Why Care about Line Spread Functions?

Spectrographs don’t return a perfect picture of a galaxy’s spectrum. There is noise, from the sky, source, and detector. And then there is the line spread function (also called the spectral point spread function). The line spread function is a measure of how single spectral lines are broadened, not due to the source itself being broad, but due to the instrument. This artificial broadening must be taken account of when doing things like measuring kinematics since broadening from the LSF can look like kinematic broadening.

The standard assumption in most spectral fitting pipelines is that the shape of the LSF is a Gaussian.
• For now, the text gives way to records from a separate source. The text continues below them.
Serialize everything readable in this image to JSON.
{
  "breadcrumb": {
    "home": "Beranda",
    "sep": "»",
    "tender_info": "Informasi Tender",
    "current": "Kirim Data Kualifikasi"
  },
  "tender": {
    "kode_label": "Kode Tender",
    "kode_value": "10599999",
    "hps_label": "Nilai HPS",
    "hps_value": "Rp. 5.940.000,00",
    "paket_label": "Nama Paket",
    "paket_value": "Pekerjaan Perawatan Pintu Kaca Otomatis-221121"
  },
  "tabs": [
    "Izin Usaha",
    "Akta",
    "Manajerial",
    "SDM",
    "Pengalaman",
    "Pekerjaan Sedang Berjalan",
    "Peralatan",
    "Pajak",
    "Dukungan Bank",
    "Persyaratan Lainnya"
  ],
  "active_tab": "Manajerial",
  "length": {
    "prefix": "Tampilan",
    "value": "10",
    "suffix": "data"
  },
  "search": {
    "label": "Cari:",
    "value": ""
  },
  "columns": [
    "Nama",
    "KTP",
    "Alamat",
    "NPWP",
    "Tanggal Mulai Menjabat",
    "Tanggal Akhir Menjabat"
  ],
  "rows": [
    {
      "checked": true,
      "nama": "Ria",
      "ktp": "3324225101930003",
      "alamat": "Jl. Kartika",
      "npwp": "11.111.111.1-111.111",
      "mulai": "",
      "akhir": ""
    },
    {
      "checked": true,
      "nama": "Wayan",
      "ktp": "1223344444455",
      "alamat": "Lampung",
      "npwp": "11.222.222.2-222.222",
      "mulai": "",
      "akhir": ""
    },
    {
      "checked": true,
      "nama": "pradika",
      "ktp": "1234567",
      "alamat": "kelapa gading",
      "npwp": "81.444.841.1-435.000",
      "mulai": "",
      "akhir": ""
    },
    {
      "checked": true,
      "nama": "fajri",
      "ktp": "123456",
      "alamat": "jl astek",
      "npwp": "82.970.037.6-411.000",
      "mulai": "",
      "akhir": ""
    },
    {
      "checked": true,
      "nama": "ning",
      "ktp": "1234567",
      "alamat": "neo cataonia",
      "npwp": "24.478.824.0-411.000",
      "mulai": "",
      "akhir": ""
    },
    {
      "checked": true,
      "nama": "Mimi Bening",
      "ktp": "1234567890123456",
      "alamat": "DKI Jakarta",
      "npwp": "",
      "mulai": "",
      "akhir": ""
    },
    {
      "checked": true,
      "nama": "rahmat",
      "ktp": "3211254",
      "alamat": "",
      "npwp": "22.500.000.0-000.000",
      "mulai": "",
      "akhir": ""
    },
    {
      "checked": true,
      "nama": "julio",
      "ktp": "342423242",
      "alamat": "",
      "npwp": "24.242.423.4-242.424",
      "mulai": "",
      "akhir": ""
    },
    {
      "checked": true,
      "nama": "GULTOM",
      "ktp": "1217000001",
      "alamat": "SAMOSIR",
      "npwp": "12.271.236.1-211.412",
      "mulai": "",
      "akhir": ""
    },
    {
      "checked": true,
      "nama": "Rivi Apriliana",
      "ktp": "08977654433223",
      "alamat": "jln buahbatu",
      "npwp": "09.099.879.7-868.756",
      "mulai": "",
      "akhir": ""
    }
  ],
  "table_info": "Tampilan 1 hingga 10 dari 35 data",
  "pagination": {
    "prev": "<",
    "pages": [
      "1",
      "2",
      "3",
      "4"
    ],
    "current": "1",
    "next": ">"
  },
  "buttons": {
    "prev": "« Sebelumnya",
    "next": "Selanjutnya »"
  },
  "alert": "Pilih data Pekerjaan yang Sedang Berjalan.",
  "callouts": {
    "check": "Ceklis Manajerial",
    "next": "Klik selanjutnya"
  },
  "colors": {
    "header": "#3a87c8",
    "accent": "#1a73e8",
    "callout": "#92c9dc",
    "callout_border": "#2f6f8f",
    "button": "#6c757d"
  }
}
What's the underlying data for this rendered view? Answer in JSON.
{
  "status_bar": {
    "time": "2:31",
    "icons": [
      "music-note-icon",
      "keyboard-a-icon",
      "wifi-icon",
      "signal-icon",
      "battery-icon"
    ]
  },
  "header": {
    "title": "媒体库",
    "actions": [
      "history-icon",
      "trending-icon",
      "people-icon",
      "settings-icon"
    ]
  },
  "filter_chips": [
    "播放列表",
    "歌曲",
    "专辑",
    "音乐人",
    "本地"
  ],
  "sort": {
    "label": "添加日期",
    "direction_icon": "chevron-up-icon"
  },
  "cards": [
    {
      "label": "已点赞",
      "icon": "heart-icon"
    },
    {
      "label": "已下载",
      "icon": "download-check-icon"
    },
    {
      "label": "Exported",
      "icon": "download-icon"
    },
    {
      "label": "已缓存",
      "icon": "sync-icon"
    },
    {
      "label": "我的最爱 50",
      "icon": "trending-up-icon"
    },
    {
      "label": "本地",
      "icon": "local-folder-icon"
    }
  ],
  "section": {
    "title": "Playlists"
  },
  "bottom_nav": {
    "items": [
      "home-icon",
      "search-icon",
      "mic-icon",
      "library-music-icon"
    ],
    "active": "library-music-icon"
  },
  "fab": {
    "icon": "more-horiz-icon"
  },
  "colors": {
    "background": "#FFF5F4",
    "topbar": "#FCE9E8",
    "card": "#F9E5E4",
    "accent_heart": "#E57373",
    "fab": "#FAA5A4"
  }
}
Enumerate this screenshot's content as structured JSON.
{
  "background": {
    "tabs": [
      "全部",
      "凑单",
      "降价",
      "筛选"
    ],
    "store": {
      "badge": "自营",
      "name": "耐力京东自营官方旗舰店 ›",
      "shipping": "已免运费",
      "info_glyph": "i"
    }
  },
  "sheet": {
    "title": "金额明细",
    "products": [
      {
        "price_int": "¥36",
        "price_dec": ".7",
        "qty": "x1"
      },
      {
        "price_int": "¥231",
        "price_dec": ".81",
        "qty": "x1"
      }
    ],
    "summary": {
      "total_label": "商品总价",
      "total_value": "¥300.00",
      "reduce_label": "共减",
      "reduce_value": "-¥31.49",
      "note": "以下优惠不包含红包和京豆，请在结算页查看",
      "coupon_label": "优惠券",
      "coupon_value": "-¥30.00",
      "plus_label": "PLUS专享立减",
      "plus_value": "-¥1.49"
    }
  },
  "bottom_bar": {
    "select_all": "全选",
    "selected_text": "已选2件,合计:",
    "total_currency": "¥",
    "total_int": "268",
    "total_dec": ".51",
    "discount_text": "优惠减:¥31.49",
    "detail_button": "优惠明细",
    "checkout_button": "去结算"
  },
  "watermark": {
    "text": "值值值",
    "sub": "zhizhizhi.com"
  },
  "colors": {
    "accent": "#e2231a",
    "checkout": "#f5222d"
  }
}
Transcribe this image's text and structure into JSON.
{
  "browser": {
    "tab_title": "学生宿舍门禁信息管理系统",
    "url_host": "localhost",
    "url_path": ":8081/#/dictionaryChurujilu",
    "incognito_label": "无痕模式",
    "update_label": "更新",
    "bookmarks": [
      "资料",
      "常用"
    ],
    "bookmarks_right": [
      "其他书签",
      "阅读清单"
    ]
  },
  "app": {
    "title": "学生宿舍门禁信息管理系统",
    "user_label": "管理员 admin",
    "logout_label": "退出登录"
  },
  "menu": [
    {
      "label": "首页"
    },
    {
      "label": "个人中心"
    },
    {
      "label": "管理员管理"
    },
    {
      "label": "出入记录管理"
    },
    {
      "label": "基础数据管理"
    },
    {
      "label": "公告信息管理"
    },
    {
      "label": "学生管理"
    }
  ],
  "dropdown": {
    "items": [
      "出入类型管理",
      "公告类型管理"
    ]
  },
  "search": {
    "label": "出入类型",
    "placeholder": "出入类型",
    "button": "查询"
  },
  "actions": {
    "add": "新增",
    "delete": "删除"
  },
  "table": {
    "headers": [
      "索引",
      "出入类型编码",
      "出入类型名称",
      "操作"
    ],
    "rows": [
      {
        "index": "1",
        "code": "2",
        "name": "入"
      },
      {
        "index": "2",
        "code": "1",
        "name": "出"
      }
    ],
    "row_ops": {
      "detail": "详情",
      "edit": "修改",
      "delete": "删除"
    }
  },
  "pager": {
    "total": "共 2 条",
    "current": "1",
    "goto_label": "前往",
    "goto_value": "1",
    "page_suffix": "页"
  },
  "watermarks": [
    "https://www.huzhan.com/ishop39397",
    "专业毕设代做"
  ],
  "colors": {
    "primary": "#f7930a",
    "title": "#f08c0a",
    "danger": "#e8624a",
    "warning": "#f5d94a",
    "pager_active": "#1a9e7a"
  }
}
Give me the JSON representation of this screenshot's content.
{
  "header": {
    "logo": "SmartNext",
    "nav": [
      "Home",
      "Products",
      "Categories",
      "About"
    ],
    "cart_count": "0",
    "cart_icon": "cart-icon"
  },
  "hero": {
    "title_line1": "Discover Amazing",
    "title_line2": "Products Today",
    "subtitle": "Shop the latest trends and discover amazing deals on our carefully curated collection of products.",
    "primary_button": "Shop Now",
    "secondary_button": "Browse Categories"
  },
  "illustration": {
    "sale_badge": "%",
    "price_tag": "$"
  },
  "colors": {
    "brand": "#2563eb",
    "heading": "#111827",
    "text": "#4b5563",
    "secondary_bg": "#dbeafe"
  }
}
In this case, you can match the LSF of a template to the LSF of a source by convolving the template with a gaussian with \begin{equation} \sigma = \sqrt{\sigma_{\rm LSF,source}^2 - \sigma_{\rm LSF,template}^2} \end{equation} In reality, however, the shape of the LSF often isn’t Gaussian. A wide variety of LSF shapes have been observed, from profiles with broad wings to profiles that more closely resemble a top hat.

The Solution

In this paper I devised an algorithm for matching the LSF of a template to a source when the shape is not a Gaussian. Some example code showing how this is done is available here. Assuming you know the shape of the LSF for the template and source spectra, you can match the template to the source, meaning that any residual broadening measured is due purely to the kinematics, not to the LSF.